Fountain Court has a long tradition of expertise in Local Government Law, and in recent years has been called upon to apply the principles of public law, and latterly of human rights law, in a tremendous variety of different statutory contexts and in front of all manner of tribunals.
The set has advised on issues relating to social care, (in a test case concerning the human rights of unaccompanied asylum-seeking children), R (M) v London Borough of Lambeth, Supreme Court  1 WLR 2557, as well as other cases involving numerous challenges to the validity of age assessments of asylum-seekers.
In addition, recent social care work has focused on the highly contentious issue of fees for care homes for the elderly, with members of the set persuading the High Court to overturn a local authority’s standard fee rate, in R (Forest Care Homes) v Pembrokeshire County Council  EWHC 3514, described by the BBC as a landmark decision.
It has also acted on the successful judicial review of a local authority decision to set rates for care home provision at a level, which did not allow private sector providers a reasonable return on capital on what was a politically sensitive topic. (Mavalon Care Ltd & Others-v Pembrokeshire County Council), along with separate follow-on litigation on broader issues as to whether it is irrational to set rates insufficient to cover costs, in circumstances where the projected need for care home places will increase.

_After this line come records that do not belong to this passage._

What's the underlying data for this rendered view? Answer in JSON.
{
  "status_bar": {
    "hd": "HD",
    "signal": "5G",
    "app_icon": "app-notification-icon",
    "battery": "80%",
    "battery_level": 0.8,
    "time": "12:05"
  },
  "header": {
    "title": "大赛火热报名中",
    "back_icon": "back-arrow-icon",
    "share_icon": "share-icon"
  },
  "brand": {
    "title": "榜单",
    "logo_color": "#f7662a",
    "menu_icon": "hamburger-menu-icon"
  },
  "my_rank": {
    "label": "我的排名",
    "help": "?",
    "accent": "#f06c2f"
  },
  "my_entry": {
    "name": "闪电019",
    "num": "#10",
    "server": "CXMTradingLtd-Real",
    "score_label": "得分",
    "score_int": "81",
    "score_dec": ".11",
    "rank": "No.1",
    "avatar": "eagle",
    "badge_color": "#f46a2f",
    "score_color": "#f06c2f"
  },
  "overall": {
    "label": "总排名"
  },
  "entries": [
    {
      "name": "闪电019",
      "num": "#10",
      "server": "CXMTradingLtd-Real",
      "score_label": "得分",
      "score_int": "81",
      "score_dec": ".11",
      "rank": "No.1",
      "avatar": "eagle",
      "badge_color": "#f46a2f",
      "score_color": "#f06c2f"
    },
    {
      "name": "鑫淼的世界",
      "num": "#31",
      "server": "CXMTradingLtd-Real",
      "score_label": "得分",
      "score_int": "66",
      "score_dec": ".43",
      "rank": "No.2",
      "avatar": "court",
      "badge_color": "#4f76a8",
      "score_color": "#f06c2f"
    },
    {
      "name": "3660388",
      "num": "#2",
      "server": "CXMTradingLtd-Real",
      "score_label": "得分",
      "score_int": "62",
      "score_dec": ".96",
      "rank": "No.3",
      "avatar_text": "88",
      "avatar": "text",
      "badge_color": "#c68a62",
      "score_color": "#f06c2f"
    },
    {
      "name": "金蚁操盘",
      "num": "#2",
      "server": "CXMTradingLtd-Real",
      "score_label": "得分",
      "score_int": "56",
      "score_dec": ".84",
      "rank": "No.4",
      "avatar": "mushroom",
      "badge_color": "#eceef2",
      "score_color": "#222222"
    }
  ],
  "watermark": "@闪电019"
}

It has also advised on the management of key property assets by local authorities, and on challenges to the budget setting process. It has advised local authorities on their legal responsibilities under major PFI-type transactions, often involving exceptionally complex elements of local authority vires, financial restrictions on local authorities, and common law issues arising under contract terms.
It has also advised on the financial implications of the credit crunch including the impact of the Icelandic banking crisis on local authority depositors, where the crisis had resulted in the potential loss of significant sums deposited with those Icelandic banks affected.
The set has advised a number of local education authorities in challenging OFSTED draft determinations (which generate performance ratings for the local authority in the areas concerned) as well as on their public law duties in respect of education generally.
The set is also familiar dealing with contractual and public law issues arising out of local government educational matters, something increasingly common as greater autonomy is ceded to schools both within, and outside, local authority control, or with those schools taking academy status.
Members of the set have advised on the vires (powers) of schools to enter into contracts, as well as the capacity of schools under the Education Act 2002 to have properly entered into contracts, along with as other issues such as the authority of the signatories, misrepresentation, penalty clauses and various purely contractual issues.